As physicians, we encourage and urge parents to whole-heartedly promote sexual abstinence to their offspring as the only physically and emotionally safe and healthy choice in order to live a happier, healthier and more comfortable life. Certainly, parents want what is best for their children; from every medical perspective, sexual abstinence until marriage IS what’s best.

School systems which promote “comprehensive sex education” should reconsider their part in aiding and abetting the “safe sex” myth. By promoting, explaining birth control methodology, and/or distributing condoms, schools may be hit with lawsuits when students are found to be infected with HPV, Herpes, or HIV, all of which are incurable. If schools encouraged the Sexual Russian Roulette in the first place, shouldn’t they have to bear the burden of medical expenses?
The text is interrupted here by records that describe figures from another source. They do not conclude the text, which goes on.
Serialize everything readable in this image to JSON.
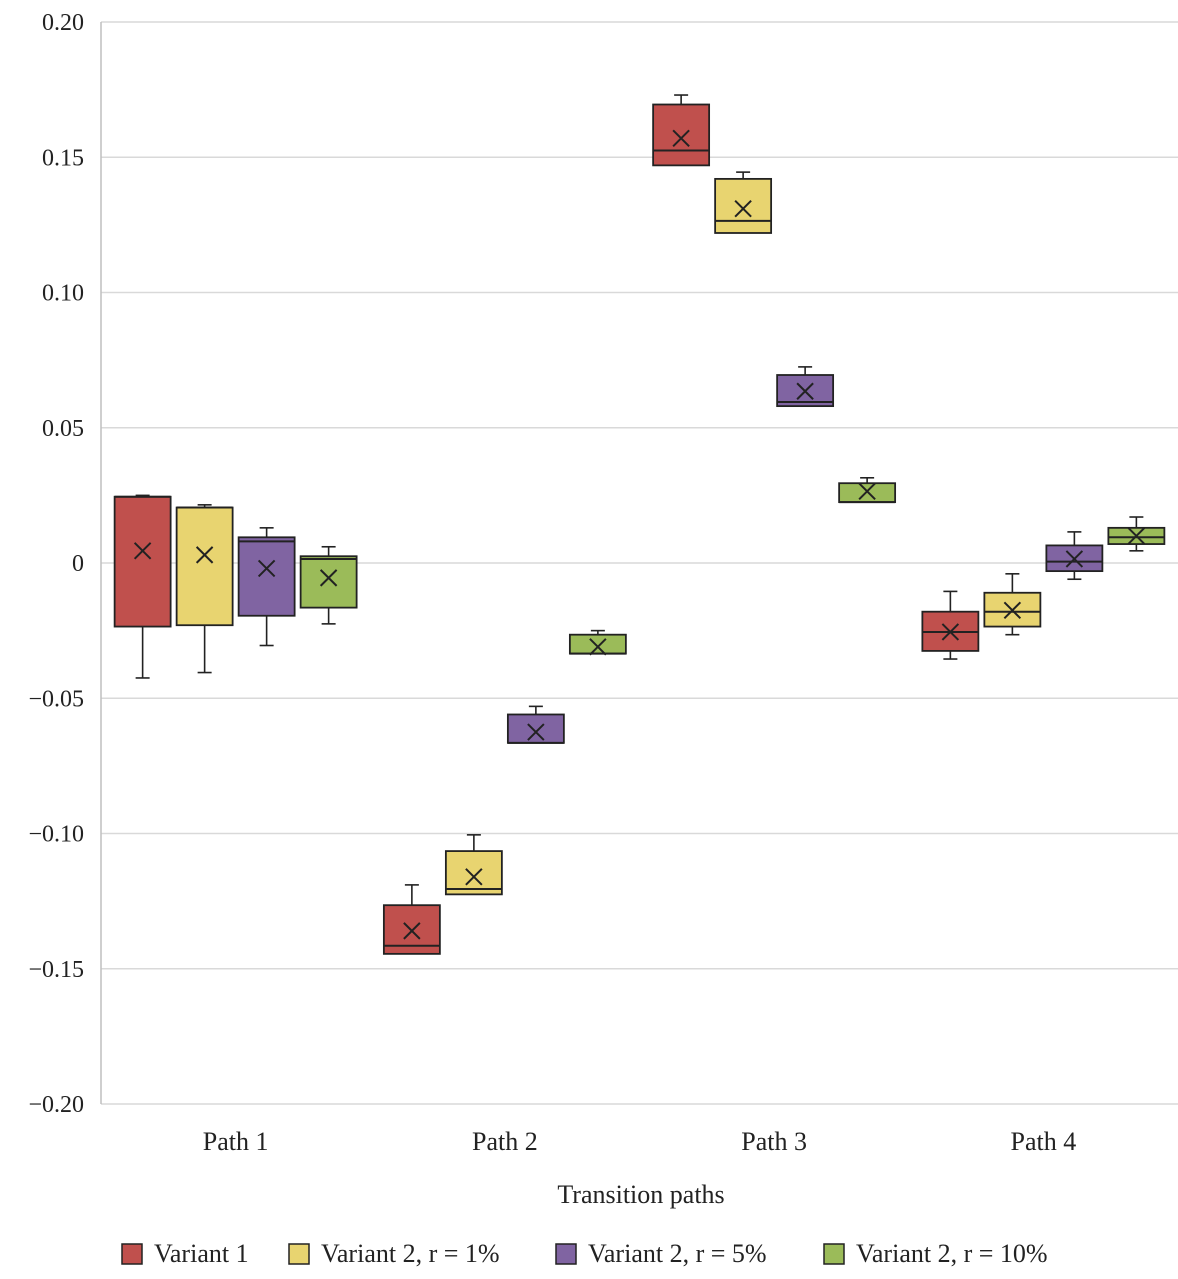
{
  "chart_data": {
    "type": "box",
    "xlabel": "Transition paths",
    "ylabel": "",
    "ylim": [
      -0.2,
      0.2
    ],
    "yticks": [
      0.2,
      0.15,
      0.1,
      0.05,
      0,
      -0.05,
      -0.1,
      -0.15,
      -0.2
    ],
    "ytick_labels": [
      "0.20",
      "0.15",
      "0.10",
      "0.05",
      "0",
      "−0.05",
      "−0.10",
      "−0.15",
      "−0.20"
    ],
    "categories": [
      "Path 1",
      "Path 2",
      "Path 3",
      "Path 4"
    ],
    "grid": true,
    "legend_position": "bottom",
    "series": [
      {
        "name": "Variant 1",
        "color": "#c0504d",
        "boxes": [
          {
            "min": -0.0425,
            "q1": -0.0235,
            "median": 0.0245,
            "q3": 0.0245,
            "max": 0.025,
            "mean": 0.0045
          },
          {
            "min": -0.1445,
            "q1": -0.1445,
            "median": -0.1415,
            "q3": -0.1265,
            "max": -0.119,
            "mean": -0.136
          },
          {
            "min": 0.147,
            "q1": 0.147,
            "median": 0.1525,
            "q3": 0.1695,
            "max": 0.173,
            "mean": 0.157
          },
          {
            "min": -0.0355,
            "q1": -0.0325,
            "median": -0.0255,
            "q3": -0.018,
            "max": -0.0105,
            "mean": -0.0255
          }
        ]
      },
      {
        "name": "Variant 2, r = 1%",
        "color": "#e8d470",
        "boxes": [
          {
            "min": -0.0405,
            "q1": -0.023,
            "median": 0.0205,
            "q3": 0.0205,
            "max": 0.0215,
            "mean": 0.003
          },
          {
            "min": -0.1225,
            "q1": -0.1225,
            "median": -0.1205,
            "q3": -0.1065,
            "max": -0.1005,
            "mean": -0.116
          },
          {
            "min": 0.122,
            "q1": 0.122,
            "median": 0.1265,
            "q3": 0.142,
            "max": 0.1445,
            "mean": 0.131
          },
          {
            "min": -0.0265,
            "q1": -0.0235,
            "median": -0.018,
            "q3": -0.011,
            "max": -0.004,
            "mean": -0.0175
          }
        ]
      },
      {
        "name": "Variant 2, r = 5%",
        "color": "#8064a2",
        "boxes": [
          {
            "min": -0.0305,
            "q1": -0.0195,
            "median": 0.008,
            "q3": 0.0095,
            "max": 0.013,
            "mean": -0.002
          },
          {
            "min": -0.0665,
            "q1": -0.0665,
            "median": -0.0665,
            "q3": -0.056,
            "max": -0.053,
            "mean": -0.0625
          },
          {
            "min": 0.058,
            "q1": 0.058,
            "median": 0.0595,
            "q3": 0.0695,
            "max": 0.0725,
            "mean": 0.0635
          },
          {
            "min": -0.006,
            "q1": -0.003,
            "median": 0.0005,
            "q3": 0.0065,
            "max": 0.0115,
            "mean": 0.0015
          }
        ]
      },
      {
        "name": "Variant 2, r = 10%",
        "color": "#9bbb59",
        "boxes": [
          {
            "min": -0.0225,
            "q1": -0.0165,
            "median": 0.0015,
            "q3": 0.0025,
            "max": 0.006,
            "mean": -0.0055
          },
          {
            "min": -0.0335,
            "q1": -0.0335,
            "median": -0.0335,
            "q3": -0.0265,
            "max": -0.025,
            "mean": -0.031
          },
          {
            "min": 0.0225,
            "q1": 0.0225,
            "median": 0.0225,
            "q3": 0.0295,
            "max": 0.0315,
            "mean": 0.0265
          },
          {
            "min": 0.0045,
            "q1": 0.007,
            "median": 0.0095,
            "q3": 0.013,
            "max": 0.017,
            "mean": 0.01
          }
        ]
      }
    ]
  }
}
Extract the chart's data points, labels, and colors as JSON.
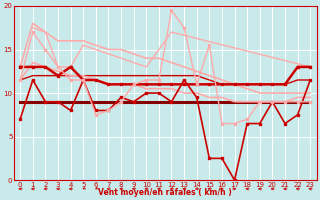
{
  "xlabel": "Vent moyen/en rafales ( km/h )",
  "xlim": [
    -0.5,
    23.5
  ],
  "ylim": [
    0,
    20
  ],
  "yticks": [
    0,
    5,
    10,
    15,
    20
  ],
  "xticks": [
    0,
    1,
    2,
    3,
    4,
    5,
    6,
    7,
    8,
    9,
    10,
    11,
    12,
    13,
    14,
    15,
    16,
    17,
    18,
    19,
    20,
    21,
    22,
    23
  ],
  "bg_color": "#c8eaea",
  "grid_color": "#ffffff",
  "arrow_color": "#cc0000",
  "series": [
    {
      "x": [
        0,
        1,
        2,
        3,
        4,
        5,
        6,
        7,
        8,
        9,
        10,
        11,
        12,
        13,
        14,
        15,
        16,
        17,
        18,
        19,
        20,
        21,
        22,
        23
      ],
      "y": [
        7,
        11.5,
        9,
        9,
        8,
        11.5,
        8,
        8,
        9.5,
        9,
        10,
        10,
        9,
        11.5,
        9.5,
        2.5,
        2.5,
        0,
        6.5,
        6.5,
        9,
        6.5,
        7.5,
        11.5
      ],
      "color": "#cc0000",
      "lw": 1.2,
      "marker": "s",
      "ms": 2.0
    },
    {
      "x": [
        0,
        1,
        2,
        3,
        4,
        5,
        6,
        7,
        8,
        9,
        10,
        11,
        12,
        13,
        14,
        15,
        16,
        17,
        18,
        19,
        20,
        21,
        22,
        23
      ],
      "y": [
        9,
        9,
        9,
        9,
        9,
        9,
        9,
        9,
        9,
        9,
        9,
        9,
        9,
        9,
        9,
        9,
        9,
        9,
        9,
        9,
        9,
        9,
        9,
        9
      ],
      "color": "#880000",
      "lw": 2.2,
      "marker": null,
      "ms": 0
    },
    {
      "x": [
        0,
        1,
        2,
        3,
        4,
        5,
        6,
        7,
        8,
        9,
        10,
        11,
        12,
        13,
        14,
        15,
        16,
        17,
        18,
        19,
        20,
        21,
        22,
        23
      ],
      "y": [
        13,
        13,
        13,
        12,
        13,
        11.5,
        11.5,
        11,
        11,
        11,
        11,
        11,
        11,
        11,
        11,
        11,
        11,
        11,
        11,
        11,
        11,
        11,
        13,
        13
      ],
      "color": "#cc0000",
      "lw": 1.8,
      "marker": "s",
      "ms": 2.0
    },
    {
      "x": [
        0,
        1,
        2,
        3,
        4,
        5,
        6,
        7,
        8,
        9,
        10,
        11,
        12,
        13,
        14,
        15,
        16,
        17,
        18,
        19,
        20,
        21,
        22,
        23
      ],
      "y": [
        11.5,
        12,
        12,
        12,
        12,
        12,
        12,
        12,
        12,
        12,
        12,
        12,
        12,
        12,
        12,
        11.5,
        11,
        11,
        11,
        11,
        11,
        11,
        11.5,
        11.5
      ],
      "color": "#cc0000",
      "lw": 1.0,
      "marker": null,
      "ms": 0
    },
    {
      "x": [
        0,
        1,
        2,
        3,
        4,
        5,
        6,
        7,
        8,
        9,
        10,
        11,
        12,
        13,
        14,
        15,
        16,
        17,
        18,
        19,
        20,
        21,
        22,
        23
      ],
      "y": [
        11.5,
        17,
        15,
        13,
        11.5,
        11.5,
        7.5,
        8,
        9,
        11,
        11.5,
        11.5,
        19.5,
        17.5,
        11,
        15.5,
        6.5,
        6.5,
        7,
        9,
        9,
        9,
        9,
        9
      ],
      "color": "#ffaaaa",
      "lw": 1.0,
      "marker": "s",
      "ms": 2.0
    },
    {
      "x": [
        1,
        2,
        3,
        4,
        5,
        10,
        12,
        23
      ],
      "y": [
        17.5,
        17,
        13,
        13,
        15.5,
        13,
        17,
        13
      ],
      "color": "#ffaaaa",
      "lw": 1.0,
      "marker": null,
      "ms": 0
    },
    {
      "x": [
        0,
        1,
        2,
        3,
        4,
        5,
        6,
        7,
        8,
        9,
        10,
        11,
        12,
        13,
        14,
        15,
        16,
        17,
        18,
        19,
        20,
        21,
        22,
        23
      ],
      "y": [
        13,
        18,
        17,
        16,
        16,
        16,
        15.5,
        15,
        15,
        14.5,
        14,
        14,
        13.5,
        13,
        12.5,
        12,
        11.5,
        11,
        10.5,
        10,
        10,
        10,
        10,
        10
      ],
      "color": "#ffaaaa",
      "lw": 1.2,
      "marker": null,
      "ms": 0
    },
    {
      "x": [
        0,
        1,
        2,
        3,
        4,
        5,
        6,
        7,
        8,
        9,
        10,
        11,
        12,
        13,
        14,
        15,
        16,
        17,
        18,
        19,
        20,
        21,
        22,
        23
      ],
      "y": [
        11.5,
        13.5,
        13,
        12.5,
        12,
        12,
        11.5,
        11,
        11,
        11,
        10.5,
        10.5,
        10.5,
        10,
        10,
        9.5,
        9.5,
        9,
        9,
        9,
        9,
        9,
        9.5,
        9.5
      ],
      "color": "#ffaaaa",
      "lw": 1.2,
      "marker": null,
      "ms": 0
    }
  ],
  "wind_arrows": {
    "x": [
      0,
      1,
      2,
      3,
      4,
      5,
      6,
      7,
      8,
      9,
      10,
      11,
      12,
      13,
      14,
      15,
      16,
      17,
      18,
      19,
      20,
      21,
      22,
      23
    ],
    "dx": [
      -1,
      -1,
      -1,
      -1,
      -1,
      -0.7,
      -0.7,
      -1,
      -1,
      -1,
      -1,
      -1,
      -1,
      -1,
      -1,
      -1,
      1,
      1,
      -1,
      -1,
      -1,
      -1,
      -1,
      -1
    ],
    "dy": [
      0,
      0,
      0,
      0,
      0,
      -0.5,
      -0.5,
      0,
      0,
      0,
      0,
      0,
      0,
      0,
      0,
      0,
      0,
      0,
      0,
      0,
      0,
      0,
      0,
      0
    ]
  }
}
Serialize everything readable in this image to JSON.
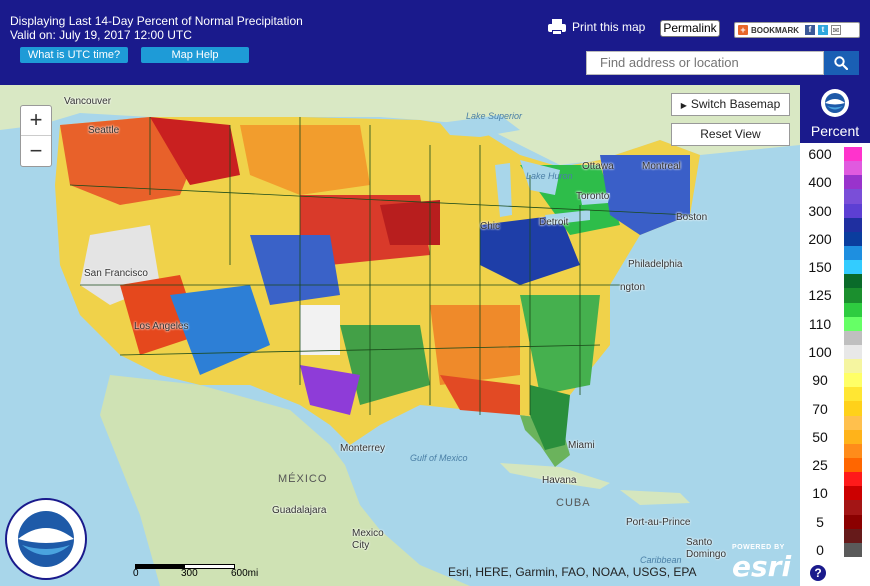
{
  "header": {
    "title": "Displaying Last 14-Day Percent of Normal Precipitation",
    "valid": "Valid on: July 19, 2017 12:00 UTC",
    "utc_button": "What is UTC time?",
    "help_button": "Map Help",
    "print_label": "Print this map",
    "permalink_label": "Permalink",
    "bookmark_label": "BOOKMARK",
    "search_placeholder": "Find address or location"
  },
  "map": {
    "zoom_in": "+",
    "zoom_out": "−",
    "switch_basemap": "Switch Basemap",
    "reset_view": "Reset View",
    "attribution": "Esri, HERE, Garmin, FAO, NOAA, USGS, EPA",
    "esri_powered": "POWERED BY",
    "esri_logo": "esri",
    "scale": {
      "labels": [
        "0",
        "300",
        "600mi"
      ]
    },
    "places": {
      "vancouver": "Vancouver",
      "seattle": "Seattle",
      "san_francisco": "San Francisco",
      "los_angeles": "Los Angeles",
      "ottawa": "Ottawa",
      "montreal": "Montreal",
      "toronto": "Toronto",
      "detroit": "Detroit",
      "chicago": "Chic",
      "boston": "Boston",
      "philadelphia": "Philadelphia",
      "washington": "ngton",
      "miami": "Miami",
      "havana": "Havana",
      "monterrey": "Monterrey",
      "guadalajara": "Guadalajara",
      "mexico_city": "Mexico City",
      "port_au_prince": "Port-au-Prince",
      "santo_domingo": "Santo Domingo",
      "cuba": "CUBA",
      "mexico": "MÉXICO"
    },
    "water": {
      "lake_superior": "Lake Superior",
      "lake_huron": "Lake Huron",
      "gulf_of_mexico": "Gulf of Mexico",
      "caribbean": "Caribbean"
    }
  },
  "legend": {
    "unit": "Percent",
    "help": "?",
    "classes": [
      {
        "label": "600",
        "color": "#ff33cc"
      },
      {
        "label": "",
        "color": "#e05adf"
      },
      {
        "label": "400",
        "color": "#9933cc"
      },
      {
        "label": "",
        "color": "#7a4ed8"
      },
      {
        "label": "300",
        "color": "#5d3fd3"
      },
      {
        "label": "",
        "color": "#1f2fa0"
      },
      {
        "label": "200",
        "color": "#0a3d9e"
      },
      {
        "label": "",
        "color": "#1e8fe0"
      },
      {
        "label": "150",
        "color": "#33ccff"
      },
      {
        "label": "",
        "color": "#0a6b2a"
      },
      {
        "label": "125",
        "color": "#1b8f2e"
      },
      {
        "label": "",
        "color": "#2ecc40"
      },
      {
        "label": "110",
        "color": "#66ff66"
      },
      {
        "label": "",
        "color": "#bfbfbf"
      },
      {
        "label": "100",
        "color": "#e8e8e8"
      },
      {
        "label": "",
        "color": "#f5f5a0"
      },
      {
        "label": "90",
        "color": "#ffff66"
      },
      {
        "label": "",
        "color": "#ffe633"
      },
      {
        "label": "70",
        "color": "#ffd11a"
      },
      {
        "label": "",
        "color": "#ffc04d"
      },
      {
        "label": "50",
        "color": "#ffb31a"
      },
      {
        "label": "",
        "color": "#ff8c1a"
      },
      {
        "label": "25",
        "color": "#ff6600"
      },
      {
        "label": "",
        "color": "#ff1a1a"
      },
      {
        "label": "10",
        "color": "#cc0000"
      },
      {
        "label": "",
        "color": "#a31515"
      },
      {
        "label": "5",
        "color": "#8b0000"
      },
      {
        "label": "",
        "color": "#661a1a"
      },
      {
        "label": "0",
        "color": "#5a5a5a"
      }
    ]
  }
}
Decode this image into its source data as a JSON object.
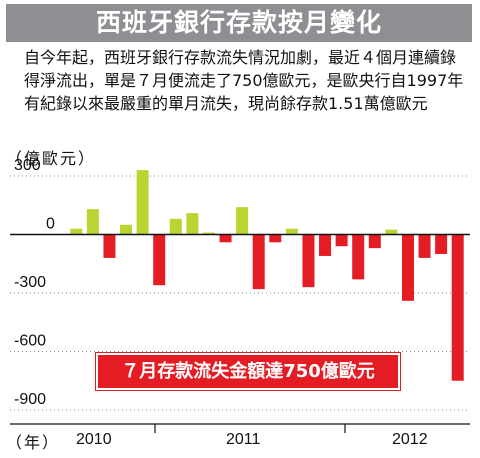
{
  "title": "西班牙銀行存款按月變化",
  "description": "自今年起，西班牙銀行存款流失情況加劇，最近４個月連續錄得淨流出，單是７月便流走了750億歐元，是歐央行自1997年有紀錄以來最嚴重的單月流失，現尚餘存款1.51萬億歐元",
  "y_unit_label": "（億歐元）",
  "x_unit_label": "（年）",
  "callout": "７月存款流失金額達750億歐元",
  "colors": {
    "positive": "#b9d532",
    "negative": "#e41c24",
    "title_bg": "#8e8f92"
  },
  "chart_data": {
    "type": "bar",
    "ylim": [
      -900,
      300
    ],
    "yticks": [
      300,
      0,
      -300,
      -600,
      -900
    ],
    "ytick_labels": [
      "300",
      "0",
      "-300",
      "-600",
      "-900"
    ],
    "year_labels": [
      "2010",
      "2011",
      "2012"
    ],
    "values": [
      30,
      130,
      -120,
      50,
      330,
      -260,
      80,
      110,
      10,
      -40,
      140,
      -280,
      -40,
      30,
      -270,
      -110,
      -60,
      -230,
      -70,
      25,
      -340,
      -120,
      -100,
      -750
    ],
    "grid": true
  }
}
From an emotional standpoint, when teens are dealing with the fear of pregnancy and STDs/AIDS, abortion decisions, painful STD infections, and feelings of humiliation and low self-esteem, is it any wonder they don’t concentrate well in school and that they do poorly on tests?

Perhaps we should add two more R’s to Reading, ‘Riting, and ‘Rithmatic: Responsibility and Respect, for self and others. These will do more to help students improve academically than lowering teacher-student ratios or providing standardized test training.

C. Paul Perry, M.D. OB-GYN, Birmingham, AL Abstinence WORKS!